Klaus vive en una casa prefabricada en el desierto de La Guajira que da nombre a la novela y se convierte en un símbolo de la soledad, el vacío y la tensión latente. Mientras atraviesa un divorcio que no cree real del todo y tiene como telón de fondo las bandadas de mariamulatas volando sobre las lagunas de flamencos y caseríos indígenas, Klaus siente la necesidad de unir las piezas rotas de su pasado. Por eso invita a La Guajira a su hermano Adler, a quien no ve desde hace tiempo y abandonó su carrera como nadador olímpico después del tedio y un dopaje comprobado que lo descalificó en Alemania. Una amiga de la infancia que ambos tuvieron en aquellos días de orfandad obligada aparece para confirmar los giros imprevistos del destino.

Aunque la novela haga pensar a ratos en Truman Capote o tenga guiños literarios, tiene un ritmo propio que el escritor Héctor Abad Faciolince define como “raro” porque no se parece a nada. Dice que al leerlo recordó en algunas partes la prosa “seca y dura” de Agota Kristof, una escritora húngara que escribe sin énfasis, rodeos o adornos. Y también resalta esa mezcla de América y Europa junto a la rapidez de la prosa y a lo que él llama “la eficacia de la historia”.
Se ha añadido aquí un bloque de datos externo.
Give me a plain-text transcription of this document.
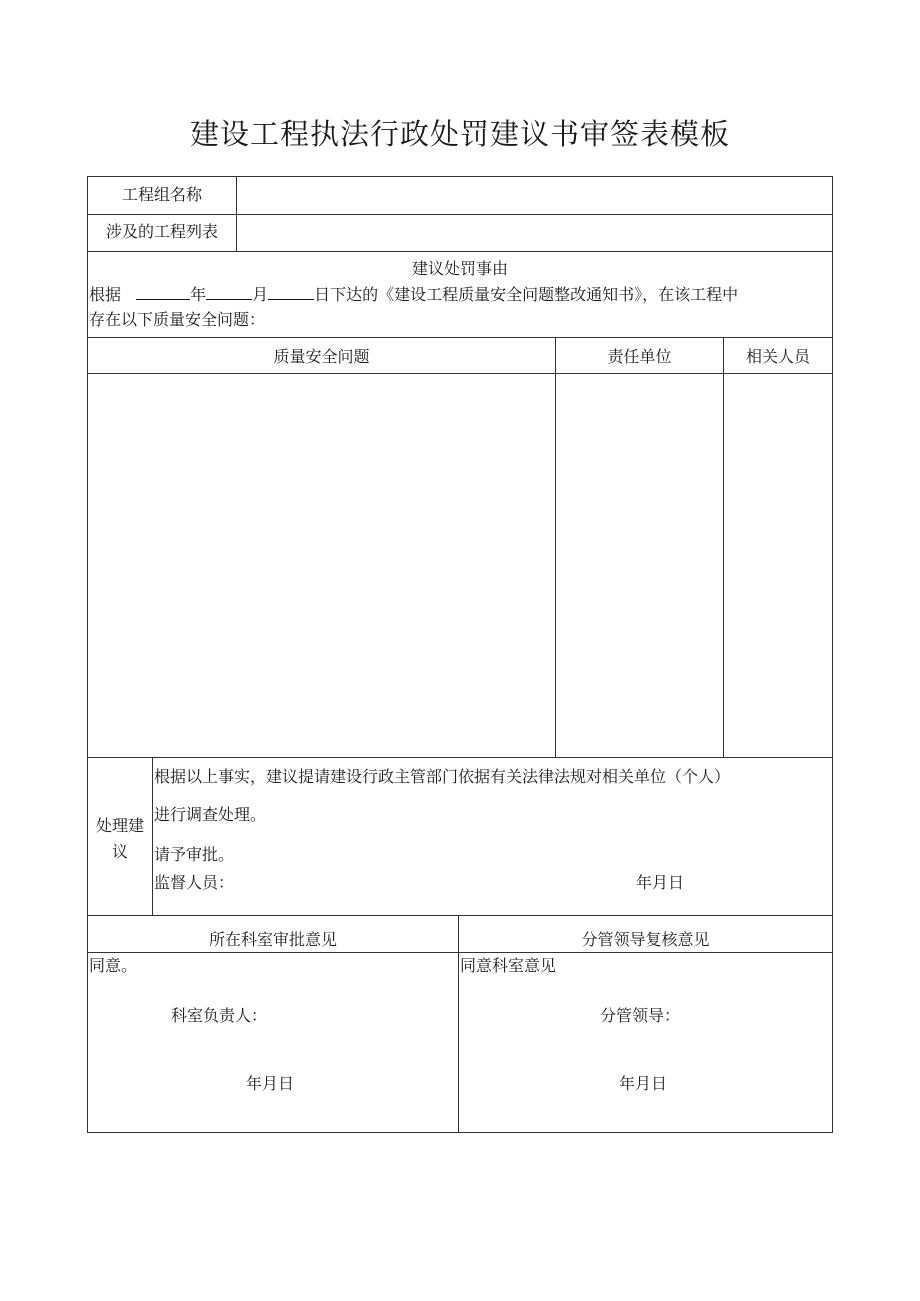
建设工程执法行政处罚建议书审签表模板
工程组名称
涉及的工程列表
建议处罚事由
根据	年	月	日下达的《建设工程质量安全问题整改通知书》，在该工程中
存在以下质量安全问题：
质量安全问题	责任单位	相关人员
处理建
议
根据以上事实，建议提请建设行政主管部门依据有关法律法规对相关单位（个人）
进行调查处理。
请予审批。
监督人员：	年月日
所在科室审批意见	分管领导复核意见
同意。
科室负责人：
年月日
同意科室意见
分管领导：
年月日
Además de estos elementos que menciona Abad, el texto también asombra por esa combinación minuciosa de algunas palabras que le concede belleza al relato y confirma el talento literario de su autor, Orlando Echeverri Benedetti, un periodista que nació en Cartagena en 1980 y en 2014 obtuvo el Premio Nacional de Novela Idartes con el libro Sin freno por la senda equivocada (El Peregrino, 2016).
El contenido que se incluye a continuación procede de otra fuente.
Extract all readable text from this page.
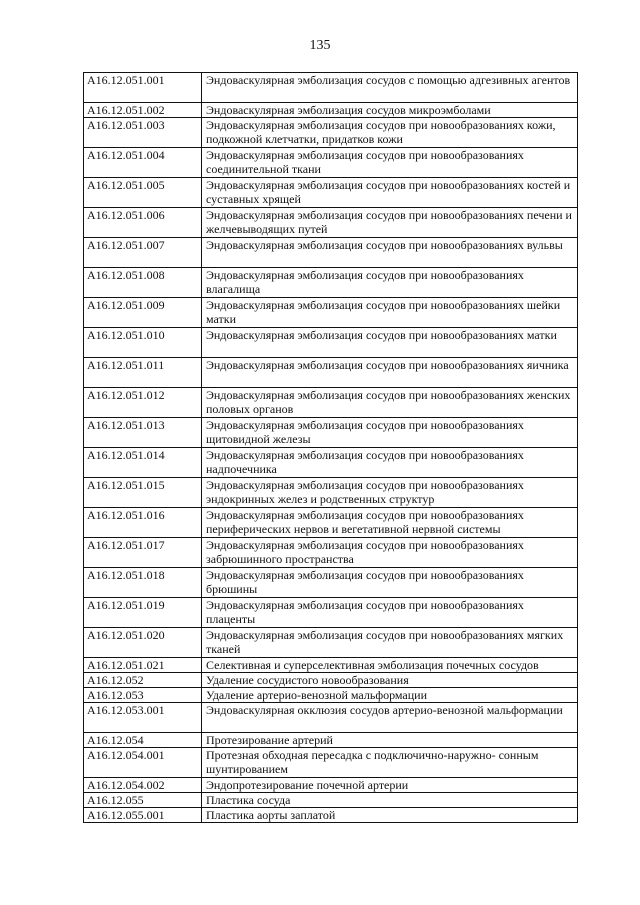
135
A16.12.051.001	Эндоваскулярная эмболизация сосудов с помощью адгезивных агентов
A16.12.051.002	Эндоваскулярная эмболизация сосудов микроэмболами
A16.12.051.003	Эндоваскулярная эмболизация сосудов при новообразованиях кожи, подкожной клетчатки, придатков кожи
A16.12.051.004	Эндоваскулярная эмболизация сосудов при новообразованиях соединительной ткани
A16.12.051.005	Эндоваскулярная эмболизация сосудов при новообразованиях костей и суставных хрящей
A16.12.051.006	Эндоваскулярная эмболизация сосудов при новообразованиях печени и желчевыводящих путей
A16.12.051.007	Эндоваскулярная эмболизация сосудов при новообразованиях вульвы
A16.12.051.008	Эндоваскулярная эмболизация сосудов при новообразованиях влагалища
A16.12.051.009	Эндоваскулярная эмболизация сосудов при новообразованиях шейки матки
A16.12.051.010	Эндоваскулярная эмболизация сосудов при новообразованиях матки
A16.12.051.011	Эндоваскулярная эмболизация сосудов при новообразованиях яичника
A16.12.051.012	Эндоваскулярная эмболизация сосудов при новообразованиях женских половых органов
A16.12.051.013	Эндоваскулярная эмболизация сосудов при новообразованиях щитовидной железы
A16.12.051.014	Эндоваскулярная эмболизация сосудов при новообразованиях надпочечника
A16.12.051.015	Эндоваскулярная эмболизация сосудов при новообразованиях эндокринных желез и родственных структур
A16.12.051.016	Эндоваскулярная эмболизация сосудов при новообразованиях периферических нервов и вегетативной нервной системы
A16.12.051.017	Эндоваскулярная эмболизация сосудов при новообразованиях забрюшинного пространства
A16.12.051.018	Эндоваскулярная эмболизация сосудов при новообразованиях брюшины
A16.12.051.019	Эндоваскулярная эмболизация сосудов при новообразованиях плаценты
A16.12.051.020	Эндоваскулярная эмболизация сосудов при новообразованиях мягких тканей
A16.12.051.021	Селективная и суперселективная эмболизация почечных сосудов
A16.12.052	Удаление сосудистого новообразования
A16.12.053	Удаление артерио-венозной мальформации
A16.12.053.001	Эндоваскулярная окклюзия сосудов артерио-венозной мальформации
A16.12.054	Протезирование артерий
A16.12.054.001	Протезная обходная пересадка с подключично-наружно- сонным шунтированием
A16.12.054.002	Эндопротезирование почечной артерии
A16.12.055	Пластика сосуда
A16.12.055.001	Пластика аорты заплатой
Aunque en el relato no se menciona la presencia de Dios y las creencias espirituales de los personajes son desconocidas, hay un tema que está presente desde el principio: el destino. El autor dice que lo ha incluido en su relato porque lo conmueve la idea que tiene la tragedia griega de él y que está relacionado con una especie de tiranía. “Tiene las connotaciones de una maldición porque aunque el protagonista intente huir de él como de una trampa, siempre terminará cayendo directamente en ella. Es un desenlace que, en consecuencia, él mismo ha elegido sin darse cuenta”.
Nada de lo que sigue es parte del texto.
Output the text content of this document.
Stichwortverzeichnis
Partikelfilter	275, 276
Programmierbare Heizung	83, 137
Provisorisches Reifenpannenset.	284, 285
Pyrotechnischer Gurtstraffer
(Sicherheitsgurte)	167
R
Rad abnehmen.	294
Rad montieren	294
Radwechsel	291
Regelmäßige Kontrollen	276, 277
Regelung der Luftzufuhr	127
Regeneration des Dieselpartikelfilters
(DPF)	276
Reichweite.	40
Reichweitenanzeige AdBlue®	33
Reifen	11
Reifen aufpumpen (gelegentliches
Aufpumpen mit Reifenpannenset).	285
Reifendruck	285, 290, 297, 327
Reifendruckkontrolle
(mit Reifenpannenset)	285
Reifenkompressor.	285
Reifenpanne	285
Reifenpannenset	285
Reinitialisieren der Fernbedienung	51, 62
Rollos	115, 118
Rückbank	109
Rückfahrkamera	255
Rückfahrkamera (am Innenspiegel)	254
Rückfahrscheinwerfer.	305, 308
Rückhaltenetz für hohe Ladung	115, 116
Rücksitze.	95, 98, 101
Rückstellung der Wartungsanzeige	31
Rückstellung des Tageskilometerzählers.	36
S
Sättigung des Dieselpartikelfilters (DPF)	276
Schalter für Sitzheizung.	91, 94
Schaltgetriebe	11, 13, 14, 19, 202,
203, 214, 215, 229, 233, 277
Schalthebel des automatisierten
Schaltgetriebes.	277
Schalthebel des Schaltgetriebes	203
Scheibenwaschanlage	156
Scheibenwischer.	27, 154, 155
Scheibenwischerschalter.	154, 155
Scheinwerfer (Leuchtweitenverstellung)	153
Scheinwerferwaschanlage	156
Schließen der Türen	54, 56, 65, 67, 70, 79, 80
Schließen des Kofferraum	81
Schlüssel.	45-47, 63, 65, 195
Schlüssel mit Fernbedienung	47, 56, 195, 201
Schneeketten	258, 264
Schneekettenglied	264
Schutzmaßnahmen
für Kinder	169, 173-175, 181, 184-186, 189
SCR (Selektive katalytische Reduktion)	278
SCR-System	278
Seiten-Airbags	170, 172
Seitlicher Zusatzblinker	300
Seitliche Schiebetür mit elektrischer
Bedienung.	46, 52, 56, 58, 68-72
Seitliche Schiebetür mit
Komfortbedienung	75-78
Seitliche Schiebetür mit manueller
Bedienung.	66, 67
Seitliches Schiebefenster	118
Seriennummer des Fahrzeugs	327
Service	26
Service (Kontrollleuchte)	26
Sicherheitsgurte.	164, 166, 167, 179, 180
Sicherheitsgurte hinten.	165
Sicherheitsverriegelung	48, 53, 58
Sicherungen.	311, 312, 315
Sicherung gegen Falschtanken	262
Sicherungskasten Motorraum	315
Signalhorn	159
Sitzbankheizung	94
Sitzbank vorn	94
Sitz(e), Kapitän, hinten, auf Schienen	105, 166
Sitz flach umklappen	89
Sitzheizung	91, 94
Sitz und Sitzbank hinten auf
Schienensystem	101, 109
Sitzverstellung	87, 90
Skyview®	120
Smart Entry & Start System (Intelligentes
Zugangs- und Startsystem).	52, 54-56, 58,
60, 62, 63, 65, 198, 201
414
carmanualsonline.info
Y agrega que tal vez el peor sinsabor de la vida es el que deja tomar decisiones que conducirán a la persona en el sentido opuesto al que buscaba.

Esta novela de 202 páginas, en la que la idea de futuro se quiebra una y otra vez y cuyos diálogos tienen la potencia que da lo escueto, es precisa y conserva un tono austero que no riñe con los adjetivos variados que hay en algunas de sus frases.

Aunque los temas que más espacio ocupan son el destino, el reencuentro o la tensión que se vive antes del amor o la quiebra, la novela también trata los temas ambientales y tiene un tono crítico hacia el impacto que genera en la naturaleza la presencia del hombre. Esto puede verse cuando Cora, la amiga de ambos hermanos, habla de la destrucción de lugares o el narrador describe el petróleo de ese desierto como un “líquido que destruye pueblos”.

Al igual que ocurre con su prosa o el desierto que le otorga el nombre, Criacuervo termina con un final seco sin muchas emociones o detalles. Un desenlace que deja puertas abiertas y genera preguntas, permitiendo que el lector cumpla una de sus funciones vitales: imaginar escenarios, caminos alternos y darle su propio significado al relato.